Who Gets to See the Code Now?
Under the new policy, access to NHS software is restricted to vetted third parties — a category that includes private contractors and government agencies, but not independent developers or academic researchers.
Requests for access must be submitted through a centralized portal, reviewed by a new AI Risk Oversight Board, and approved on a case-by-case basis. The process takes an average of 23 days. Since April 1, only seven of 44 requests have been granted.
One rejected applicant was a University College London team studying interoperability between mental health platforms. Their request for access to the NHS Mental Health Triage Engine was denied on the grounds that “exposure increases systemic attack surface.” No further explanation was given.
The Cost of Going Dark
The immediate cost of this policy shift is opacity. But the long-term cost could be far greater: the erosion of a public digital commons.
Before 2026, NHS-funded projects contributed over 1.2 million lines of code annually to public repositories. That code was reused by hospitals in Wales, Scotland, and even in low-income countries building their own health systems. Now, that pipeline is drying up.
There’s also a financial toll. Without shared tools, every trust is rebuilding the same wheels — appointment systems, patient portals, data validators. One estimate from the Health Tech Association puts the annual waste at £83 million — money that could fund 1,200 additional nursing positions.
And then there’s trust. When public institutions retreat into secrecy, they signal that they’re more afraid of scrutiny than of failure. That’s a dangerous precedent.
“We built these systems to serve the public. Now we’re hiding them from the public. That’s not security. That’s surrender.” — Samira Ahmed, Open Source Initiative
What This Means For You
If you’re a developer working in public sector tech, this isn’t just a policy shift — it’s a warning. Your code, no matter how well-written, could be weaponized by AI that thinks faster and sees deeper than any human team. You’ll need to assume that every public repository is a target, and every line of code a potential exploit vector. Static analysis tools won’t cut it. You’ll need adversarial testing, AI-powered linting, and continuous red-teaming — not just at release, but in production.
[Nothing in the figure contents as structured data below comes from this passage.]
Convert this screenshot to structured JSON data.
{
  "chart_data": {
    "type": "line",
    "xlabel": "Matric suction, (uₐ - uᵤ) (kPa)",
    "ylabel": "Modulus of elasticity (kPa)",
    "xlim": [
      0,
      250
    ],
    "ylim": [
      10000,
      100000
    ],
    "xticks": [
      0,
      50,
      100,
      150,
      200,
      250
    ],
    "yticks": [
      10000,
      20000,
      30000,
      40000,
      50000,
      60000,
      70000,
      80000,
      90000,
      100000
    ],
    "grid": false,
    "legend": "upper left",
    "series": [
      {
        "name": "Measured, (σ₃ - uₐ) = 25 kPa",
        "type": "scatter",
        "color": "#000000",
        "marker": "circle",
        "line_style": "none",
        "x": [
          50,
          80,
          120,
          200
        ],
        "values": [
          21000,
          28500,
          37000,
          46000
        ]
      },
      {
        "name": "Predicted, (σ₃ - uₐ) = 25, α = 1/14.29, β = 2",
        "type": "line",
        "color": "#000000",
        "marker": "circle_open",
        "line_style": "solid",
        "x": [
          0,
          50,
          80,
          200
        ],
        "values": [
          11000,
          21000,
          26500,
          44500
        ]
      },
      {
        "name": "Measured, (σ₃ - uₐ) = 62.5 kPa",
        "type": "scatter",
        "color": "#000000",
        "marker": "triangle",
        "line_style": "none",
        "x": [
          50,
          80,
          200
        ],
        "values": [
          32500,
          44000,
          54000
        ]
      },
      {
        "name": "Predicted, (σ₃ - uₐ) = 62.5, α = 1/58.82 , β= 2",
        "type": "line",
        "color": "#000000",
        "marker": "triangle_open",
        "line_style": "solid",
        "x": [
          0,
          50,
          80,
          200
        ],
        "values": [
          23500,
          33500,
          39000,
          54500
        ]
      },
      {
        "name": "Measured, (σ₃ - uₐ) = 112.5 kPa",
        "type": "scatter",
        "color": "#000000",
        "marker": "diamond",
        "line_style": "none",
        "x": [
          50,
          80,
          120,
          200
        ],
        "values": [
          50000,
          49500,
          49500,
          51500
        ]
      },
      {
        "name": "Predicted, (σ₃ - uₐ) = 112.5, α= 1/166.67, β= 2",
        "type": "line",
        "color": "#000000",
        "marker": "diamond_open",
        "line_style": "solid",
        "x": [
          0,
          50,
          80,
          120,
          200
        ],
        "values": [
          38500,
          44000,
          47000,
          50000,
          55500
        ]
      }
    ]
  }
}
For founders and builders, the NHS case is a cautionary tale. Openness isn’t just a virtue — it’s a defense. When code is public, thousands of eyes can spot flaws before they’re exploited. Shutting down access doesn’t eliminate risk; it just moves it into the shadows, where it grows unchecked. If your product relies on public trust, hiding the source code might feel safe today — but it could kill your credibility tomorrow.
So who wins when public code goes dark? Not patients. Not developers. Not even the NHS. The only clear beneficiaries are the private contractors now being paid to secure systems that were once open, auditable, and collectively improved. That’s not progress. That’s privatization by panic.